US 12,451,138 B2
	Cross-lingual speaker recognition
Elie Khoury, Atlanta, GA (US); Tianxiang Chen, Atlanta, GA (US); Avrosh Kumar, Atlanta, GA (US); Ganesh Sivaraman, Atlanta, GA (US); and Kedar Phatak, Atlanta, GA (US)
Assigned to Pindrop Security, Inc., Atlanta, GA (US)
Filed by Pindrop Security, Inc., Atlanta, GA (US)
Filed on Oct. 31, 2022, as Appl. No. 17/977,521.
Claims priority of provisional application 63/274,909, filed on Nov. 2, 2021.
Claims priority of provisional application 63/274,460, filed on Nov. 1, 2021.
Prior Publication US 2023/0137652 A1, May 4, 2023
Int. Cl. G10L 15/00 (2013.01); G10L 17/00 (2013.01); G10L 17/04 (2013.01); G10L 17/10 (2013.01)

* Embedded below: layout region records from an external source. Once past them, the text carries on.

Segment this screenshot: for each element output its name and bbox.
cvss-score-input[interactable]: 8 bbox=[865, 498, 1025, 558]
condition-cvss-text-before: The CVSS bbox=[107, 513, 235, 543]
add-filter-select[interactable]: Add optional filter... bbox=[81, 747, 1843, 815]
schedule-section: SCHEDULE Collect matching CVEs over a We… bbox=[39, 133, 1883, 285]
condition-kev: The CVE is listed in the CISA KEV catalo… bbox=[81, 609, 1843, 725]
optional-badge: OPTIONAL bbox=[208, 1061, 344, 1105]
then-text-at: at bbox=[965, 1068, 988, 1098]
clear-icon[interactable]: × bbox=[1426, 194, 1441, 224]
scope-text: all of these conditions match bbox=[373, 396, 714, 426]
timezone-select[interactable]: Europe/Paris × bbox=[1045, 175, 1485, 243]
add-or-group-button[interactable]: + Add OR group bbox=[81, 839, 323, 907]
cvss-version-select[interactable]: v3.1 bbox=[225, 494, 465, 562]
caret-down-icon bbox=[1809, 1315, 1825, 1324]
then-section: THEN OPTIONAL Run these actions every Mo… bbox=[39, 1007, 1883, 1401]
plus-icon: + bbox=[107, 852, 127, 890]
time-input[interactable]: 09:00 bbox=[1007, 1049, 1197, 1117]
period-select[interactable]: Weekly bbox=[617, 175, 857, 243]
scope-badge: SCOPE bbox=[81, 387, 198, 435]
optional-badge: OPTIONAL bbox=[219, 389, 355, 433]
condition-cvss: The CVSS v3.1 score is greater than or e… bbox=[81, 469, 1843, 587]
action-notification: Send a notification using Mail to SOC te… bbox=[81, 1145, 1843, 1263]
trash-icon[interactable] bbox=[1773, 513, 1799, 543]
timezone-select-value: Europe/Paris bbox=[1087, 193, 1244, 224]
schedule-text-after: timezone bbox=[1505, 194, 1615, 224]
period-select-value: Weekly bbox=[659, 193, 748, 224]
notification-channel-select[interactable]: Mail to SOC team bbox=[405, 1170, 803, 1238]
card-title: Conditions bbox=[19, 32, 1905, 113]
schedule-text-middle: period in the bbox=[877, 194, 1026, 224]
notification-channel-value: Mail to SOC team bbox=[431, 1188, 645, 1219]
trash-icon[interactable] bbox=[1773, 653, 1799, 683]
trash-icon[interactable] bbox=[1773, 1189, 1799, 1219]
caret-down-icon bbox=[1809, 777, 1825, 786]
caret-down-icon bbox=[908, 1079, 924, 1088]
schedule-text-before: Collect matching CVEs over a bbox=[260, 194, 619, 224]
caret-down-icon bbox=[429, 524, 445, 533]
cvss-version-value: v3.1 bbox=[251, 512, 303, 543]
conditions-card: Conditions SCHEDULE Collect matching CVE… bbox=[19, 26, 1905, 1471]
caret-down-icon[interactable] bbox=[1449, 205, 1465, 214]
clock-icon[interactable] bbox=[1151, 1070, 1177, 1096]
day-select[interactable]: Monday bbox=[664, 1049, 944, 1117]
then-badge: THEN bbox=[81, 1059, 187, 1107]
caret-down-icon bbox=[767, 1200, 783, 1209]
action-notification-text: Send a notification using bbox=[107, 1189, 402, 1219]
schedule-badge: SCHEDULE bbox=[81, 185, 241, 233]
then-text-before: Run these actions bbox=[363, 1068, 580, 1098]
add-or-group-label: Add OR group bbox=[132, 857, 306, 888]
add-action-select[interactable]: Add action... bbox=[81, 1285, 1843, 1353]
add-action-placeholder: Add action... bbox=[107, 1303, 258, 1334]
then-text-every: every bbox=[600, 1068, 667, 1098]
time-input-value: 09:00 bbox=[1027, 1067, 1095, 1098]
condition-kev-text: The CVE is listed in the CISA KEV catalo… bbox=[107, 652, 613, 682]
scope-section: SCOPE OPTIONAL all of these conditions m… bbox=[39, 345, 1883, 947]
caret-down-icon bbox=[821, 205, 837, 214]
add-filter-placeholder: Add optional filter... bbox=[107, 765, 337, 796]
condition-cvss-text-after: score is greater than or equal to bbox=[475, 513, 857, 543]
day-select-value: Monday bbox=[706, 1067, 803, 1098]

CPC G10L 17/04 (2013.01) [G10L 17/10 (2013.01)]

15 Claims

1. A computer-implemented method comprising: extracting, by a computer, an enrolled voiceprint for an enrolled speaker by applying an embedding extraction engine on one or more enrollment signals of the enrolled speaker, the enrolled voiceprint representing a plurality of enrollment acoustic features of the one or more enrollment signals; extracting, by the computer, an inbound voiceprint for an inbound speaker by applying the embedding extraction engine on one or more inbound signals of the inbound speaker, the inbound voiceprint representing a plurality of inbound acoustic features of the one or more inbound signals; generating, by the computer, one or more language likelihood scores by applying a language classifier on the enrolled voiceprint and the inbound voiceprint indicating a likelihood that an enrollment signal and a paired inbound signal include one or more languages; and generating, by the computer, a cross-lingual quality measure based upon one or more differences of the one or more language likelihood scores generated for the one or more enrollment signals and the one or more inbound signals, the cross-lingual quality measure indicating whether the enrollment signal and the paired inbound signal include a same language of the one or more languages.